アドリアン・イリエ(Adrian Ilie、1974年4月20日 - )は、ルーマニア・ブラショフ出身の元同国代表のサッカー選手。ポジションはFW。
弟のサビン・イリエ(英語版)も元サッカー選手である。
略歴
1991年にFCエレクトロプテレ・クラヨーヴァで選手キャリアをスタートすると直ぐに頭角を現し、1992年には30試合出場12得点を記録した。翌1993年にはステアウア・ブカレストへ移籍、同年にはルーマニア代表入りを果たした。
ステアウア・ブカレストの国内リーグ4連覇に貢献すると、母国の英雄であるゲオルゲ・ハジ率いるガラタサライSKへ移籍。そこでの活躍により1997-98シーズン途中にはスペインのバレンシアCFへと当時のルーマニア選手の移籍金最高額で引き抜かれた。スペインではシーズン途中からの加入にも関わらず、ゴールを量産。アルゼンチンのクラウディオ・ロペスやアリエル・オルテガと共にカウンターアタックの一翼を担った。鋭いドリブルやスルーパス、予測不能のタイミングでのシュートなどから「コブラ」の愛称で親しまれた。
フランスW杯グループリーグ初戦のコロンビア戦ではベストゴールの一つとも言われるチップキックシュートを決め、1-0の勝利に貢献した。第2戦のイングランド戦では、前半の半ばに右サイドのペナルティエリア外、ゴールまで約30m〜40mの距離からループシュートを放ち、イングランドゴールを脅かした。
所属クラブでは監督との確執、2000年問題に備えての練習不参加などの不可解な行動や、新戦力の補強により出場機会も減って行ったがサポーターと地元メディアはイリエを起用しない首脳陣に対し才能の買い殺しであるとイリエへの賛辞を送った。EURO2000でもルーマニア代表のエースとして活躍したがドイツ戦での不可解なイエローカード等があり、ベスト4を賭けたイタリア戦には出場出来なかった。
怪我がちなことも重なりクラブ然り代表然りと出場機会が減っていたが、不運は続いた。2001-02シーズンの優勝がかかった大事なレアル・マドリードとの一戦でイリエのゴールがオフサイドと判定されたことがあった。
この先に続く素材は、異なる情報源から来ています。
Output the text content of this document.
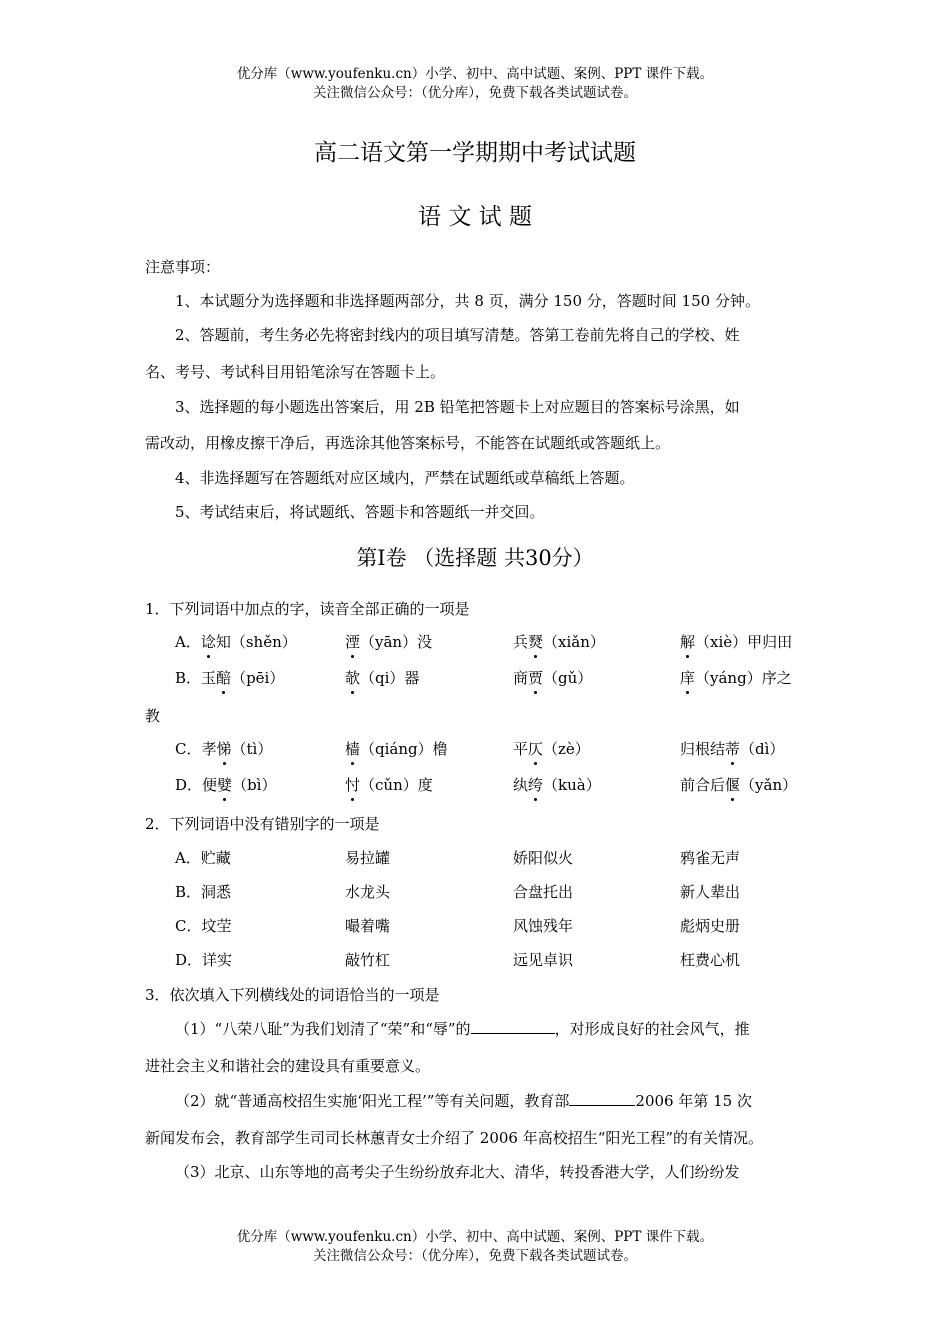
优分库（www.youfenku.cn）小学、初中、高中试题、案例、PPT 课件下载。
关注微信公众号：（优分库），免费下载各类试题试卷。
高二语文第一学期期中考试试题
语 文 试 题
注意事项：
1、本试题分为选择题和非选择题两部分，共 8 页，满分 150 分，答题时间 150 分钟。
2、答题前，考生务必先将密封线内的项目填写清楚。答第工卷前先将自己的学校、姓
名、考号、考试科目用铅笔涂写在答题卡上。
3、选择题的每小题选出答案后，用 2B 铅笔把答题卡上对应题目的答案标号涂黑，如
需改动，用橡皮擦干净后，再选涂其他答案标号，不能答在试题纸或答题纸上。
4、非选择题写在答题纸对应区域内，严禁在试题纸或草稿纸上答题。
5、考试结束后，将试题纸、答题卡和答题纸一并交回。
第Ⅰ卷 （选择题 共30分）
1．下列词语中加点的字，读音全部正确的一项是
A．谂知（shěn）	湮（yān）没	兵燹（xiǎn）	解（xiè）甲归田
B．玉醅（pēi）	欹（qi）器	商贾（gǔ）	庠（yáng）序之
教
C．孝悌（tì）	樯（qiáng）橹	平仄（zè）	归根结蒂（dì）
D．便嬖（bì）	忖（cǔn）度	纨绔（kuà）	前合后偃（yǎn）
2．下列词语中没有错别字的一项是
A．贮藏	易拉罐	娇阳似火	鸦雀无声
B．洞悉	水龙头	合盘托出	新人辈出
C．坟茔	嘬着嘴	风蚀残年	彪炳史册
D．详实	敲竹杠	远见卓识	枉费心机
3．依次填入下列横线处的词语恰当的一项是
（1）“八荣八耻”为我们划清了“荣”和“辱”的	，对形成良好的社会风气，推
进社会主义和谐社会的建设具有重要意义。
（2）就“普通高校招生实施‘阳光工程’”等有关问题，教育部	2006 年第 15 次
新闻发布会，教育部学生司司长林蕙青女士介绍了 2006 年高校招生“阳光工程”的有关情况。
（3）北京、山东等地的高考尖子生纷纷放弃北大、清华，转投香港大学，人们纷纷发
优分库（www.youfenku.cn）小学、初中、高中试题、案例、PPT 课件下载。
关注微信公众号：（优分库），免费下载各类试题试卷。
後にこのゴールは誤審であったと審判団も認めたが、時既に遅くこの一戦に敗れたバレンシアはシーズン優勝をレアル・マドリードに奪われた。そしてイリエ自身もバレンシアとの契約延長はなかった。
中心選手として期待され、デポルティーボ・アラベスと契約するが怪我の再発などによりトップコンディションを維持する事は出来なかった。そしてクラブも2部へと降格。翌シーズンは所属クラブすら失い、28歳の若さにして浪人となる。長期のブランクを経てトルコのベシクタシュへ移籍すると、2003年UEFA杯での古巣バレンシア戦では健在ぶりをみせた。
しかし薬物使用により2004年11月に所属クラブを解雇され7ヶ月間の浪人となっていた。また前述のトラブル等でルーマニア代表からは遠ざかっていたが、2005年2月国際親善試合スロバキア戦で復帰を果たした。
2004年、アドリアン・イリエはスイス・スーパーリーグのFCチューリッヒで背番号10を背負い活躍をしたが、長年苦しんできた怪我が慢性化したことも繋がり、2005-06シーズン前に31歳で引退という結果となった。
2009年2月25日チェチェンのクラブFCテレク・グロズヌイで現役復帰を果たす予定だったが、メディカルテストに引っ掛かり、入団は取り消しになった。